A smiling woman stopped me at one of the first events I attended in the diocese. She praised the bishop’s talent for pastoral care and his intuitive way with people, and then her expression changed.
“I hope he doesn’t get moved,” she said in a worried voice.
It’s a sentiment I’ve heard many times in churches and living rooms and over bowls of soup at parish luncheons. Through his exhaustive travels, uplifting homilies and constant attention to others’ needs, Bishop Christensen has succeeded in unifying our 16-county diocese as a community and a Catholic family. He has truly been a spiritual leader, shepherd and father to all of us, and we are understandably reluctant to see him go.
In his seven years in Superior, the bishop has crisscrossed the diocese, celebrating Masses and attending events in parishes large and small. His homilies sparkle with a subtle magic – a relevance that addresses each occasion, but also speaks to the hearts of individuals. He is, above all, a virtuosic storyteller who sees the miraculous in the everyday and shares those serendipitous moments with the rest of us.
On a more practical note, he has also ensured our diocese’s ability to support seminarians and care for retired priests by launching the Faith in Our Future campaign. Donors have been generous with their response, and Bishop Christensen has been correspondingly generous with his time – traveling to and speaking at more than 80 receptions could not have been easy, particularly in a Northwoods winter. His faith in us, like our faith in the church, has been well served. Together, we have ensured the financial viability of our small mission diocese.

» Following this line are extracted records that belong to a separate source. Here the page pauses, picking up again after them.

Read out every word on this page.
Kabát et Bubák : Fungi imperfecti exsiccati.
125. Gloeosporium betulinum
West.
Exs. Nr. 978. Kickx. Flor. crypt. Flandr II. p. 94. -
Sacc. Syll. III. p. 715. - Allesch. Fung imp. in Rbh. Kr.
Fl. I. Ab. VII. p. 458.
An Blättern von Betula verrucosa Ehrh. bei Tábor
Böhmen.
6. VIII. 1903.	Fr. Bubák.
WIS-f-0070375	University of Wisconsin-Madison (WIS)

Perhaps these successes have made the bishop’s new appointment all the more difficult to accept. When the move to Boise, Idaho, was announced on Nov. 4, his flock’s response was a mix of congratulations, joy and sadness. Online, in-person and in bulletins, parishioners grieved, wished him well and wondered who would be his replacement.
He’ll be a tough act to follow, predicted Kathy Raue Maas, the Duluth artist whose hand-drawn Christmas cards were featured in the Dec. 4 issue. We at the chancery feel the same way – energized by Bishop Christensen’s leadership (and frequent visits from an always-hungry Gus), we’re wondering how the interim period will go, and what to expect from his successor.
It is somehow fitting that Advent, the season of preparation, should be upon us as we bid farewell to Bishop Christensen and anticipate the installation of a new bishop. We wish him many blessings as he carries on with his vocation, and we pray our diocese’s sense of unity will only grow stronger as we await the coming of our Lord.